Was it Dave, dropping out at the last minute to prove he could still piss her off, one more time? She headed for the kitchen, so she could at least chop some veggies while they argued for half an hour on the phone.
It wasn't Dave. Instead it was a scratchy old voice, one she loved. Shouting into a cell phone at Kennedy was Allan Stern, who announced in his staccato tones that he'd just stepped off a JAL flight fresh from some conference in Tokyo. He had to see her tonight.
"Tonight?" When it rains, it pours, she thought. "Allan, I'd love to, but I'm having some people in from school… What?… Well, sure, nothing that special… Allan, I adore you dearly, but you wouldn't know any of the… Okay, okay… Can you get down by eight?"
"See you then, Tamara. You're a dear."
Stern was an old, old friend, and a guy everybody in the country had probably heard of vaguely. Any freshman in computer science could tell you he was one of the unofficial founders of the field known as artificial intelligence, now usually shortened to "AI." As it happened, she had convinced him the previous spring that they ought to collaborate on a book about the growing use of smart robots in the workplace, but for some reason his input had never made it past the talking stage. She'd decided just to go ahead on her own with the writing.
Well, she thought, maybe he's decided to pitch in after all. Great. That would mean it might be adopted for a lot of college courses. Allan had plenty of respectability with the establishment.

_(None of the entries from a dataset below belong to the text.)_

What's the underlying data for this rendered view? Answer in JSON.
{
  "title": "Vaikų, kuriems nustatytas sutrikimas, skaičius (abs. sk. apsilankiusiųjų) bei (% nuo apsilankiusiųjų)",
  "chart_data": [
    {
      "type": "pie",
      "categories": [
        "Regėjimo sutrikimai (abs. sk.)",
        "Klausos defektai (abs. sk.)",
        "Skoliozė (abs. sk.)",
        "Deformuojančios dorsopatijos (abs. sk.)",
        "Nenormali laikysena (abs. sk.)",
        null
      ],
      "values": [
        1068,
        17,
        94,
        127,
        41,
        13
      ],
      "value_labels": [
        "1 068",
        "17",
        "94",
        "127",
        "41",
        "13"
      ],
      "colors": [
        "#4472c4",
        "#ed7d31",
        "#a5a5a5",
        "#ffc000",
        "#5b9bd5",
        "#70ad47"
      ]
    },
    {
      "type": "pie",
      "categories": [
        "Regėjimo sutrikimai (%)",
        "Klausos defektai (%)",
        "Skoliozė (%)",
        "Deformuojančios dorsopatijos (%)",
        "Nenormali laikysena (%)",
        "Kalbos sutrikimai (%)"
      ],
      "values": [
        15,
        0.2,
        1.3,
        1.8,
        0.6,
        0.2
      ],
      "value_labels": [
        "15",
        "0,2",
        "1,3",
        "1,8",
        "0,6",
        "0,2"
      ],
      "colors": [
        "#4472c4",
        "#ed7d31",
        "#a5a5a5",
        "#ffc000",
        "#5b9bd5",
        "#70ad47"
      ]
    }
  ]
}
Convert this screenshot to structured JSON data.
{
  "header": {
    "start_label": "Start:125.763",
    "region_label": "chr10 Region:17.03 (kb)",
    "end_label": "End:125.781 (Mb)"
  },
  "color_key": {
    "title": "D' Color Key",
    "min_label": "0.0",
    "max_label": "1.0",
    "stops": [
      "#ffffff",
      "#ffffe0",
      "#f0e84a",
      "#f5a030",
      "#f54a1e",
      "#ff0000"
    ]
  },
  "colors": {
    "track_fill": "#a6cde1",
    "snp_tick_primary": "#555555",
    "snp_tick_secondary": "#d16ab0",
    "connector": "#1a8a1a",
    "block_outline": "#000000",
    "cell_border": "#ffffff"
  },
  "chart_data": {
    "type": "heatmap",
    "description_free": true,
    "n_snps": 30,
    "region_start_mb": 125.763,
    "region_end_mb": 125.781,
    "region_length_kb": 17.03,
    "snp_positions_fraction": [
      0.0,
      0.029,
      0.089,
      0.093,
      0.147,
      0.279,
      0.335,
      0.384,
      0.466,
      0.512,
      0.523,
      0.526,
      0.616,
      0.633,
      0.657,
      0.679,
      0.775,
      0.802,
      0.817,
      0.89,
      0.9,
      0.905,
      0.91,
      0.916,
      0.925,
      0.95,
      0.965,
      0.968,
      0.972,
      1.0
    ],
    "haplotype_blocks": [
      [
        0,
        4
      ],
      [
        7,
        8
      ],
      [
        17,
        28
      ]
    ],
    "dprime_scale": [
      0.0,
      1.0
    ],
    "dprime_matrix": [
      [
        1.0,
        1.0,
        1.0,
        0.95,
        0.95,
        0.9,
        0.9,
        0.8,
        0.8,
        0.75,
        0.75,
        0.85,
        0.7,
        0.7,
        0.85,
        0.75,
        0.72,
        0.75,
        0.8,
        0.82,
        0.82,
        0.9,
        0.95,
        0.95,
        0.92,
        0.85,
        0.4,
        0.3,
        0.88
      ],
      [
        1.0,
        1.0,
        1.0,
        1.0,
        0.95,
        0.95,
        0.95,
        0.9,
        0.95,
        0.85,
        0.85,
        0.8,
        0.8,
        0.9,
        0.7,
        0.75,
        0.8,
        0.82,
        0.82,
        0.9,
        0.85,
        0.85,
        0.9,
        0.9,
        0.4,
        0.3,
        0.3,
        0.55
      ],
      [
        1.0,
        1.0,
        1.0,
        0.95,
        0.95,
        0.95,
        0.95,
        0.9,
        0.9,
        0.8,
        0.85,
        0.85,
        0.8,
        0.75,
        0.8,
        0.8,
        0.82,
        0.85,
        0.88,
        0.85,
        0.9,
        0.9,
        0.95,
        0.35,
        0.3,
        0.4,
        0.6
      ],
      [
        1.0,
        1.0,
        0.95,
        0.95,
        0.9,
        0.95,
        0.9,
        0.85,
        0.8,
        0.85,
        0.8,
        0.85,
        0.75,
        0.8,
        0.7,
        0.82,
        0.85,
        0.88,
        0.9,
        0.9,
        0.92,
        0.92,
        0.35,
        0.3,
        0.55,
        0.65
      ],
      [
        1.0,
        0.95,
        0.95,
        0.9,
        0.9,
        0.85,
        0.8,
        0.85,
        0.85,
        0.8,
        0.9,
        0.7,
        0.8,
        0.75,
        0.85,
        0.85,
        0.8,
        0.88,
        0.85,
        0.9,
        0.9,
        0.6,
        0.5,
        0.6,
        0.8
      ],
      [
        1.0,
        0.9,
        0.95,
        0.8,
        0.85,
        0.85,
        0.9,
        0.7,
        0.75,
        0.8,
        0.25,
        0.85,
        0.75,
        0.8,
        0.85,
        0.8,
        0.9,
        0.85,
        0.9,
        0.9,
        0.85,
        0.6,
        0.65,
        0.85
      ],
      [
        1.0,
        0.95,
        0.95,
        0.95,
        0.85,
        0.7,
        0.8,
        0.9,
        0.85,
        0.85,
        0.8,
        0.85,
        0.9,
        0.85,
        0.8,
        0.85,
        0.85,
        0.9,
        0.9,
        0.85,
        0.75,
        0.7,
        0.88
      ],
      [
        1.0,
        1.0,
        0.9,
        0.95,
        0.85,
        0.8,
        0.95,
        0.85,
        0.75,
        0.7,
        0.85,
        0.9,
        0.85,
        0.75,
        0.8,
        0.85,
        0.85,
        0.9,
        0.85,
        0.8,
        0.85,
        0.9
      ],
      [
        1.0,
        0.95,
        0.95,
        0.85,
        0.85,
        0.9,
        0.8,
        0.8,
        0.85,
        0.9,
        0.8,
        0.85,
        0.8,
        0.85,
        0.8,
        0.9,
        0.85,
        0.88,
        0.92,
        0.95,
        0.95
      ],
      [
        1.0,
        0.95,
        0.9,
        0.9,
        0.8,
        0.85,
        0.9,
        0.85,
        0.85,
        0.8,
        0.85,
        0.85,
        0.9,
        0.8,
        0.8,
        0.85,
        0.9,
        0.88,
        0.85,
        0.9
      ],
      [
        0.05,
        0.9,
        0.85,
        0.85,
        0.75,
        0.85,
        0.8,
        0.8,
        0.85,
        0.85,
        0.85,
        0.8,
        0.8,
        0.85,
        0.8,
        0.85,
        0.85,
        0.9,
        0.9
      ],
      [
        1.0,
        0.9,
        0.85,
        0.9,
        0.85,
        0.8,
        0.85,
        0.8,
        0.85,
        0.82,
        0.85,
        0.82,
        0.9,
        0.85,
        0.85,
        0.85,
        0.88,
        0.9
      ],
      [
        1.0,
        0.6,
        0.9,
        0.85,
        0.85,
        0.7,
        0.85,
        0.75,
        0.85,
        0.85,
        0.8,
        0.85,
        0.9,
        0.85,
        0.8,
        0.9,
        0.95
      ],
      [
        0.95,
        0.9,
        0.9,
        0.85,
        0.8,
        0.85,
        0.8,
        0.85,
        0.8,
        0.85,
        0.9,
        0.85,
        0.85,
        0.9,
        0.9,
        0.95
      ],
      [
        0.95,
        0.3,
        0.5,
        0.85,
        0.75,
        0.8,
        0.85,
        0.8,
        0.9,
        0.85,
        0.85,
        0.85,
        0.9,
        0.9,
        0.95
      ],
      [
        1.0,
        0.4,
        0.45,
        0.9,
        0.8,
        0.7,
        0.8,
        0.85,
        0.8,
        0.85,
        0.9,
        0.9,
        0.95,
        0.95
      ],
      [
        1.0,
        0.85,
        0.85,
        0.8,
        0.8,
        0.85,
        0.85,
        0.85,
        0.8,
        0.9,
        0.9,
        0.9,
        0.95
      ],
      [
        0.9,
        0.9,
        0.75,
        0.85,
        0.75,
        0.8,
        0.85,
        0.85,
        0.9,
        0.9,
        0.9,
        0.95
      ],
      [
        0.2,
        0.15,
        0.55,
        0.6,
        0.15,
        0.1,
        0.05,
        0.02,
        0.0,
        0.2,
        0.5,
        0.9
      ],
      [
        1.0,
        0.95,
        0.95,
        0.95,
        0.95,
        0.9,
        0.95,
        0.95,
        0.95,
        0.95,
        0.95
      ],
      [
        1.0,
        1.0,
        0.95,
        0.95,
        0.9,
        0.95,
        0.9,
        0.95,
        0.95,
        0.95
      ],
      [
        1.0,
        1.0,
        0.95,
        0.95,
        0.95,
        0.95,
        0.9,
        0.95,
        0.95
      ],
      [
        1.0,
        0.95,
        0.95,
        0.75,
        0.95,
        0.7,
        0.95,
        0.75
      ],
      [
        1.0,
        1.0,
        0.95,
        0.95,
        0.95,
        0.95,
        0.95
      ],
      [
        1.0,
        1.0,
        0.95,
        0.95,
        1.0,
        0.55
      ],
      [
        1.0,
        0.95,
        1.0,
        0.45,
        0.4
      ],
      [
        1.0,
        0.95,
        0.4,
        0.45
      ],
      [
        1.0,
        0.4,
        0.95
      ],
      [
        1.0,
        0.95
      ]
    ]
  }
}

He was probably the closest friend she had, her mentor almost. They went back to a Denver conference fifteen years agp, when he'd stood up in a session and challenged the conclusion of the very first paper she ever gave, though he'd come in midway through. Even then he had been a powerhouse in Washington, chairing one of the technical committees that reviewed federal grant applications submitted by university researchers. The inside talk on campuses was: love him or hate him, but think twice before you cross the opinionated bastard.
She was so mad she didn't care. She had sidled up to him at the coffee break and introduced herself, saying what an honor it was to meet a scholar so highly regarded, a man whose reputation was so well established. He nodded in absent acknowledgment, sipped at his Styrofoam cup, and stared over her shoulder. She then proceeded to advise the celebrated Allan Stern that he'd missed the whole thrust of her talk, which she'd explained in the introduction, and furthermore-judging from the data at hand-he struck her as a pompous asshole.